One lesser-known feature of NCQ is that, unlike its ATA TCQ predecessor, it allows the host to specify whether it wants to be notified when the data reaches the disk's platters, or when it reaches the disk's buffer (on-board cache). Assuming a correct hardware implementation, this feature allows data consistency to be guaranteed when the disk's on-board cache is used in conjunction with system calls like fsync.[12] The associated write flag, which is also borrowed from SCSI, is called Force Unit Access (FUA).[13][14][15]
Solid-state drives
NCQ is also used in newer solid-state drives where the drive encounters latency on the host, rather than the other way around. For example, Intel's X25-E Extreme solid-state drive uses NCQ to ensure that the drive has commands to process while the host system is busy processing CPU tasks.[16]

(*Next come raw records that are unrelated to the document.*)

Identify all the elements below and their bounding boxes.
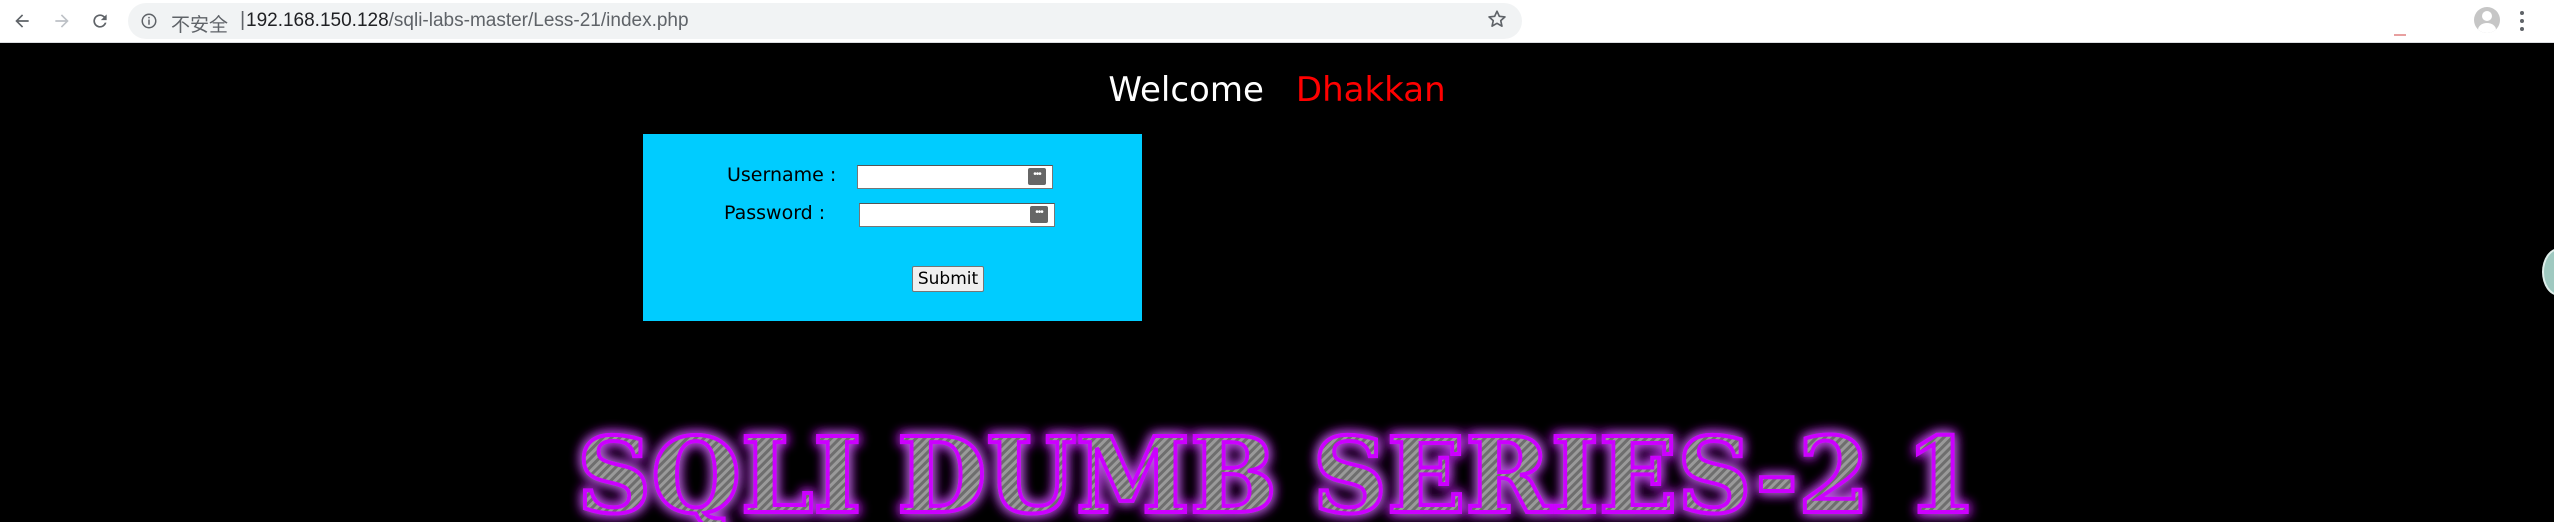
url-host: 192.168.150.128 [246, 10, 389, 31]
password-input[interactable] [860, 204, 1028, 224]
password-label: Password : [724, 202, 826, 224]
info-icon[interactable] [140, 12, 158, 30]
reload-button[interactable] [86, 7, 114, 35]
address-bar[interactable]: 不安全 | 192.168.150.128/sqli-labs-master/L… [128, 3, 1522, 39]
star-icon[interactable] [1486, 8, 1508, 30]
username-field[interactable]: ••• [857, 165, 1053, 189]
browser-toolbar: 不安全 | 192.168.150.128/sqli-labs-master/L… [0, 0, 2554, 43]
url-path: /sqli-labs-master/Less-21/index.php [388, 10, 689, 31]
series-banner: SQLI DUMB SERIES-2 1 [0, 412, 2554, 522]
security-label[interactable]: 不安全 [171, 10, 228, 37]
welcome-text: Welcome [1108, 70, 1264, 110]
key-icon[interactable]: ••• [1030, 206, 1048, 223]
url-text[interactable]: 192.168.150.128/sqli-labs-master/Less-21… [246, 10, 689, 32]
reload-icon [93, 14, 107, 28]
forward-button[interactable] [48, 7, 76, 35]
kebab-menu-icon[interactable] [2516, 9, 2528, 33]
avatar-icon[interactable] [2474, 7, 2500, 33]
username-label: Username : [727, 164, 837, 186]
key-icon[interactable]: ••• [1028, 168, 1046, 185]
welcome-heading: Welcome Dhakkan [0, 70, 2554, 110]
user-name: Dhakkan [1295, 70, 1446, 110]
side-handle[interactable] [2542, 248, 2554, 296]
username-input[interactable] [858, 166, 1026, 186]
arrow-right-icon [55, 14, 69, 28]
arrow-left-icon [15, 14, 29, 28]
banner-text: SQLI DUMB SERIES-2 1 [577, 414, 1977, 522]
banner-graphic: SQLI DUMB SERIES-2 1 [575, 412, 1979, 522]
back-button[interactable] [8, 7, 36, 35]
password-field[interactable]: ••• [859, 203, 1055, 227]
separator: | [240, 9, 246, 31]
submit-button[interactable]: Submit [912, 266, 984, 292]
red-mark [2394, 34, 2406, 36]
login-form: Username : ••• Password : ••• Submit [643, 134, 1142, 321]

NCQ also enables the SSD controller to complete commands concurrently (or partly concurrently, for example using pipelines) where the internal organisation of the device enables such processing.
The NVM Express (NVMe) standard also supports command queuing, in a form optimized for SSDs.[17] NVMe allows multiple queues for a single controller and device, allowing at the same time much higher depths for each queue, which more closely matches how the underlying SSD hardware works.[18]